‘Cut off that pesky penis of his’: Satire and reality blur as Kavanaugh debacle drags on
Kavanaugh’s confirmation vote has been stalled, first by Christine Blasey Ford’s allegation that Kavanaugh forced himself on her at a high-school party in the early 1980s; and then by a slew of subsequent, and also fantastically conveniently timed, allegations from his college years.
With nothing proven and the vote frozen, liberal comedian Jimmy Kimmel gave his two cents on Kavanaugh on his Monday night show. Kimmel first made fun of Kavanaugh for his claim that he was a virgin in high school, and kept calendars of all of his social engagements, which Kavanaugh hopes will place him somewhere else the night of the alleged assault.
“What 17-year old keeps calendars of his social engagements?” he asked. “No wonder he was a virgin.” Kimmel then suggested a ‘compromise,’ should Kavanaugh be confirmed.
“Hear me out on this,” he said. “So Kavanaugh gets confirmed to the Supreme Court, OK? Well, in return we get to cut that pesky penis of his off in front of everyone.” As the audience groaned, Kimmel added: “No? That’s not good? I thought I had a solution there for a minute.”
With even Kimmel’s liberal audience tiring of the schtick, here’s some more times Kavanaugh’s opponents crossed the ever-thinning line between reality and satire.
Kirsten Gillibrand uses the Santa Claus defense
How does a child know Santa Claus is real? I dunno, man, they just... feel it. Democrat Senator Kirsten Gillibrand (New York) used the same reasoning last Thursday to prove Ford’s allegation true.
“I believe her,” she said at a press conference, voice cracking. “I believe her because she’s telling the truth.”
Circular reasoning like this is usually used by children, not US senators. At least children get presents at Christmas as some sort of proof too.
Mazie Hirono trashes the presumption of innocence
Hawaiian Senator Mazie Hirono (D) appeared on CNN on Sunday to suggest that Kavanaugh shouldn’t enjoy the presumption of innocence, a core tenet of American law.
She told host Jake Tapper that the bothersome ‘innocent until proven guilty’ concept is the kind of thing that “makes it really difficult for victims and survivors of these kinds of traumatic events to even come forward.” Women like Ford “need to be believed,” she added.

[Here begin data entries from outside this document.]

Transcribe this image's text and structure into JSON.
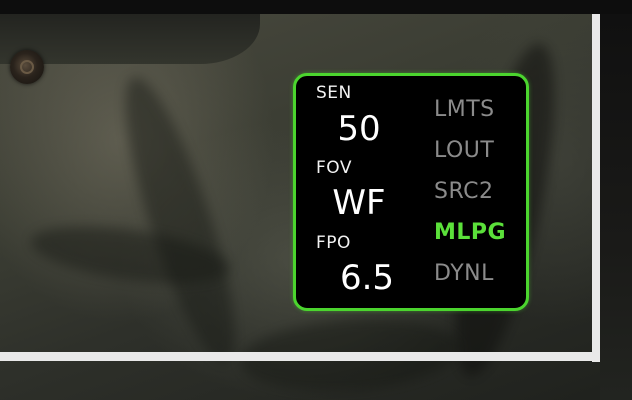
{
  "hud": {
    "fields": [
      {
        "label": "SEN",
        "value": "50"
      },
      {
        "label": "FOV",
        "value": "WF"
      },
      {
        "label": "FPO",
        "value": "6.5"
      }
    ],
    "modes": [
      {
        "label": "LMTS",
        "active": false
      },
      {
        "label": "LOUT",
        "active": false
      },
      {
        "label": "SRC2",
        "active": false
      },
      {
        "label": "MLPG",
        "active": true
      },
      {
        "label": "DYNL",
        "active": false
      }
    ],
    "colors": {
      "accent": "#4bd52e",
      "active_mode": "#5be03a",
      "inactive_mode": "#8b8b8b",
      "value_text": "#ffffff"
    }
  }
}
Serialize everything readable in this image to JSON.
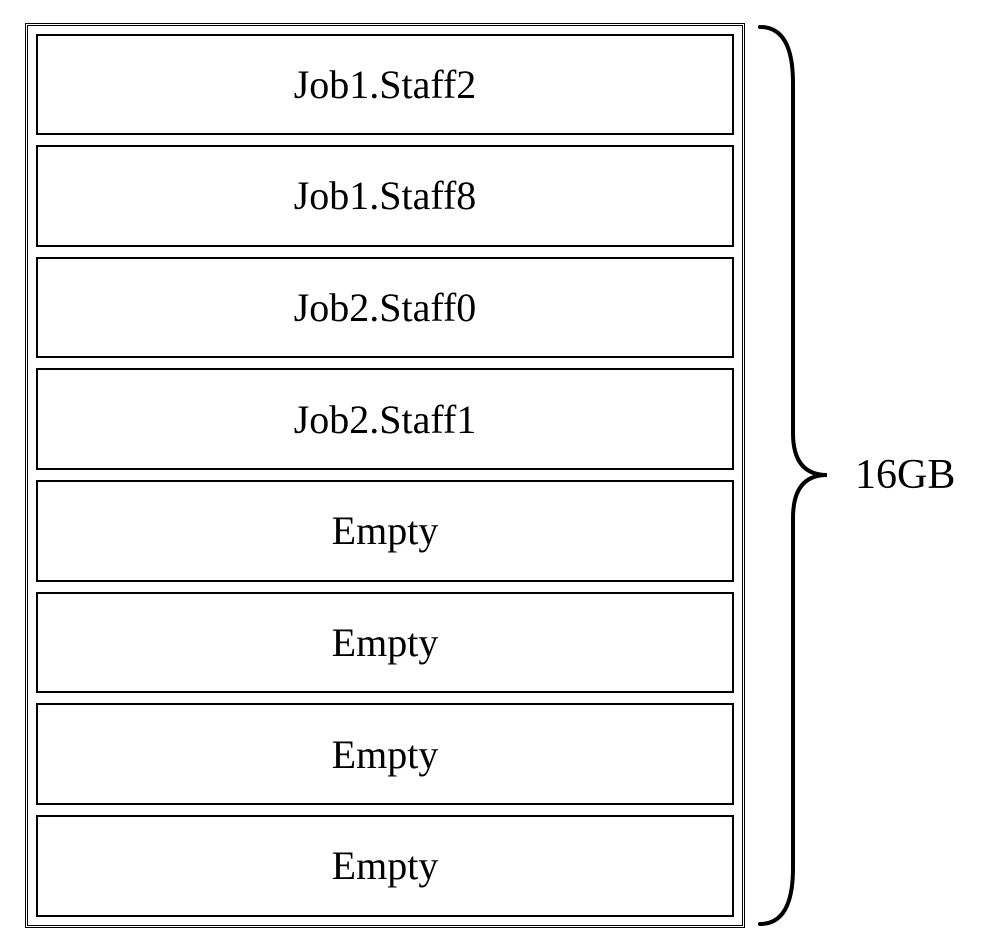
{
  "diagram": {
    "slots": [
      {
        "label": "Job1.Staff2"
      },
      {
        "label": "Job1.Staff8"
      },
      {
        "label": "Job2.Staff0"
      },
      {
        "label": "Job2.Staff1"
      },
      {
        "label": "Empty"
      },
      {
        "label": "Empty"
      },
      {
        "label": "Empty"
      },
      {
        "label": "Empty"
      }
    ],
    "total_size_label": "16GB"
  }
}
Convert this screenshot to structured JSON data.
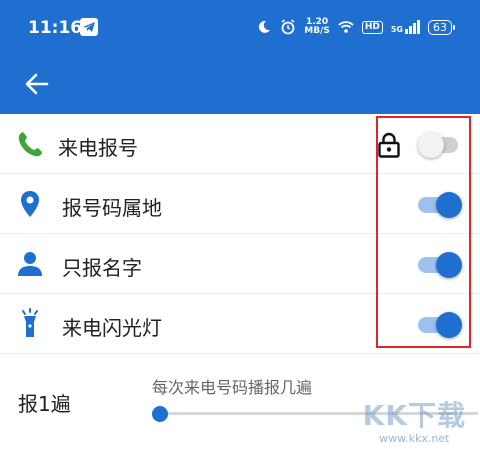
{
  "status_bar": {
    "time": "11:16",
    "speed_top": "1.20",
    "speed_bottom": "MB/S",
    "hd": "HD",
    "signal": "5G",
    "battery": "63"
  },
  "items": [
    {
      "label": "来电报号",
      "icon": "phone-icon",
      "enabled": false,
      "locked": true
    },
    {
      "label": "报号码属地",
      "icon": "location-pin-icon",
      "enabled": true,
      "locked": false
    },
    {
      "label": "只报名字",
      "icon": "person-icon",
      "enabled": true,
      "locked": false
    },
    {
      "label": "来电闪光灯",
      "icon": "flashlight-icon",
      "enabled": true,
      "locked": false
    }
  ],
  "repeat": {
    "label": "报1遍",
    "description": "每次来电号码播报几遍",
    "slider_value": 0
  },
  "watermark": {
    "logo": "KK下载",
    "url": "www.kkx.net"
  },
  "colors": {
    "primary": "#1f6fd1",
    "phone_icon": "#3ea53a",
    "highlight": "#e32424"
  }
}
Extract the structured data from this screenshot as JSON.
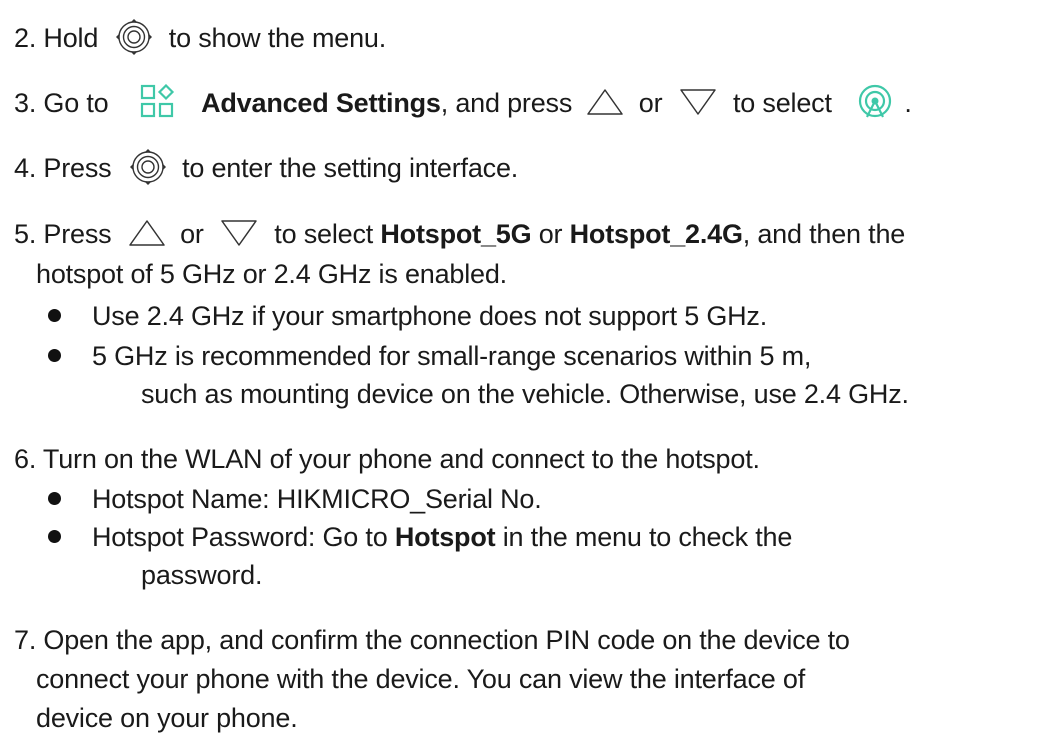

On top of this, Hirono demanded last week that American men shut up, and not bother Ford with patriarchal concepts like ‘due process’ and ‘evidence.’ Speaking at a press conference with Senate Democrats, Hirono called on the “men of this country” to “just shut up and step up. Do the right thing for a change.”
“Guess who’s perpetuating all these kinds of actions?” Hirono asked. “It’s the men in this country.”
“This is so patently unfair to [Ford] and what really bothers me and gets me so angry is that the White House is victimizing this person,” she continued, without a note of irony as she unfairly blamed half the country for Ford’s alleged assault, then tried to berate them into agreeing with her.
Porn lawyer says Kavanaugh is a gang-raping satanist
Stormy Daniels’ lawyer Michael Avenatti is no stranger to the public eye, having used his client’s lawsuit against the president to milk over 100 TV appearances and flirt with a run for office in 2020 himself. Still, with Kavanaugh hysteria at fever pitch, the porn lawyer had to turn things up a notch to get noticed this time.
Before locking his Twitter due to claimed that Kavanaugh and his high-school pals would ply women with drink and drugs, then invite a “train” of men to gang rape them, at a house party bedroom-turned-torture-chamber. He told CNN and MSNBC that he had evidence to back up these claims, but would not be revealing it yet, because reasons.
What’s more, Avenatti went through Kavanaugh’s high-school yearbook and found that if you look hard enough, and maybe bang yourself on the head a few times, there’s satanic rape references in there. Really.
Brett Kavanaugh must also be asked about this entry in his yearbook: "FFFFFFFourth of July." We believe that this stands for: Find them, French them, Feel them, Finger them, F*ck them, Forget them. As well as the term "Devil's Triangle." Perhaps Sen. Grassley can ask him. #Basta— Michael Avenatti (@MichaelAvenatti) September 24, 2018
With the exception of Jimmy Kimmel’s penis-torture fantasies, all of the above quotes came from serving or hopeful US politicians. With a still-innocent man forced to appear on TV and degrade himself by claiming he was a virgin until well into college, and with “believe survivors” becoming an unquestionable mantra, Democrats look set to achieve their goal of postponing Kavanaugh’s nomination – certainly past October 1, when the Supreme Court reconvenes, and possibly into November, when the party has a fighting chance of retaking a majority in the Senate and nixing the judge’s appointment entirely.
Right now, the loudest and most tone-deaf Democrats don’t seem to care what damage they do to the presumption of innocence or to their own reputation in the process.